Ed Yong's blog post on the topic spent several paragraphs diving in to how "functional" was defined, and has tracked some of the negative feedback that scientists had to the publicity. These have included Princeton's Leonid Kruglyak, who has voiced his displeasure via Twitter, and T. Ryan Gregory, who despite his standing interest in junk DNA, expressed frustration with ENCODE on his blog. There are also good takes on the problems at the blog of biochemists Mike White and Steve Mount.

Even Ewan Birney, an ENCODE team member who was widely quoted as hyping the significance of the 80 percent figure, published a fairly nuanced discussion of functionality on his personal blog. And Nature's Brendan Maher, whose parent organization produced some of the problematic press materials, has done an excellent job of tracking the ensuing controversy.

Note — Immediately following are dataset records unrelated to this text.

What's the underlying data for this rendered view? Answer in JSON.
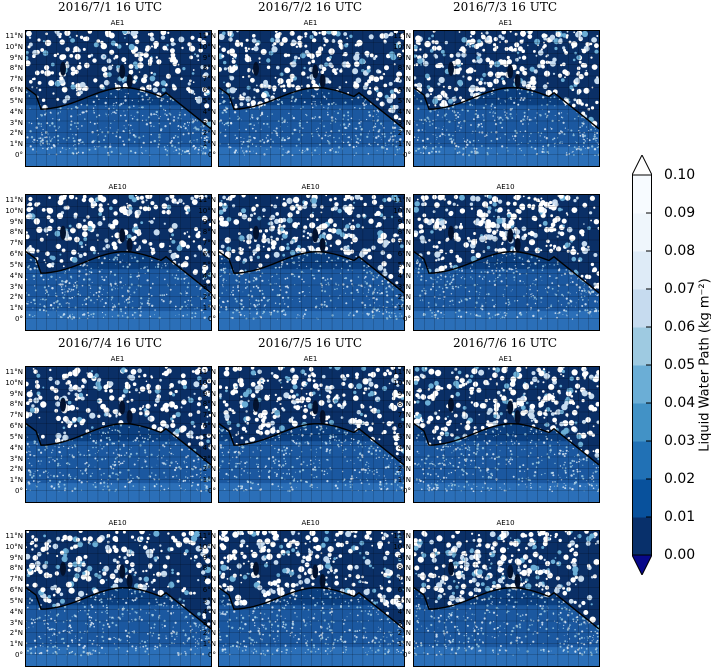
{
  "chart_data": {
    "type": "heatmap",
    "row_titles": [
      "2016/7/1   16 UTC",
      "2016/7/2   16 UTC",
      "2016/7/3   16 UTC",
      "2016/7/4   16 UTC",
      "2016/7/5   16 UTC",
      "2016/7/6   16 UTC"
    ],
    "panels": [
      {
        "date": "2016/7/1",
        "label": "AE1"
      },
      {
        "date": "2016/7/2",
        "label": "AE1"
      },
      {
        "date": "2016/7/3",
        "label": "AE1"
      },
      {
        "date": "2016/7/1",
        "label": "AE10"
      },
      {
        "date": "2016/7/2",
        "label": "AE10"
      },
      {
        "date": "2016/7/3",
        "label": "AE10"
      },
      {
        "date": "2016/7/4",
        "label": "AE1"
      },
      {
        "date": "2016/7/5",
        "label": "AE1"
      },
      {
        "date": "2016/7/6",
        "label": "AE1"
      },
      {
        "date": "2016/7/4",
        "label": "AE10"
      },
      {
        "date": "2016/7/5",
        "label": "AE10"
      },
      {
        "date": "2016/7/6",
        "label": "AE10"
      }
    ],
    "lat_ticks": [
      "11°N",
      "10°N",
      "9°N",
      "8°N",
      "7°N",
      "6°N",
      "5°N",
      "4°N",
      "3°N",
      "2°N",
      "1°N",
      "0°"
    ],
    "colorbar": {
      "label": "Liquid Water Path (kg m⁻²)",
      "ticks": [
        "0.10",
        "0.09",
        "0.08",
        "0.07",
        "0.06",
        "0.05",
        "0.04",
        "0.03",
        "0.02",
        "0.01",
        "0.00"
      ],
      "vmin": 0.0,
      "vmax": 0.1,
      "extend": "both",
      "colors": [
        "#08306b",
        "#08519c",
        "#2171b5",
        "#4292c6",
        "#6baed6",
        "#9ecae1",
        "#c6dbef",
        "#deebf7",
        "#eff6fc",
        "#f7fbff"
      ]
    }
  }
}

The part in which we conclude
ENCODE remains a phenomenally successful effort, one that will continue to pay dividends by accelerating basic science research for decades to come. And the issue of what constitutes junk DNA is likely to remain controversial—I expect we'll continue to find more individual pieces of it that perform useful functions, but the majority will remain evolutionary baggage that doesn't do enough harm for us to eliminate it. Since neither issue is likely to go away, it would probably be worth our time to consider how we might prevent a mess like this from happening again.

The ENCODE team itself bears a particular responsibility here. The scientists themselves should have known what the most critical part of the story was—the definition of "functional" and all the nuance and caveats involved in that—and made sure the press officers understood it. Those press officers knew they would play a key role in shaping the resulting coverage, and should have made sure they got this right. The team has now failed to do this twice.

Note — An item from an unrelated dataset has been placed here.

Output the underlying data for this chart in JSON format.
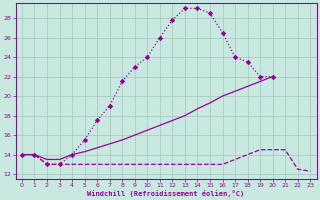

More generally, the differences among non-coding DNA, regulatory DNA, and junk DNA aren't really that hard to get straight. And there's no excuse for pretending that things we've known for decades are a complete surprise.

Unfortunately, this is a case where scientists themselves get these details wrong very often, and their mistakes have been magnified by the press releases and coverage that has resulted. That makes it much more likely that any future coverage of these topics will repeat the past errors.

If the confused coverage of ENCODE has done anything positive, it has provoked a public response by a number of scientists. Their criticisms may help convince their colleagues to be more circumspect in the future. And maybe a few more reporters will be aware that this is an area of genuine controversy, and it will help them identify a few of the scientists they should be talking to when covering it in the future.

It's just a shame the public had to be badly misled in the process.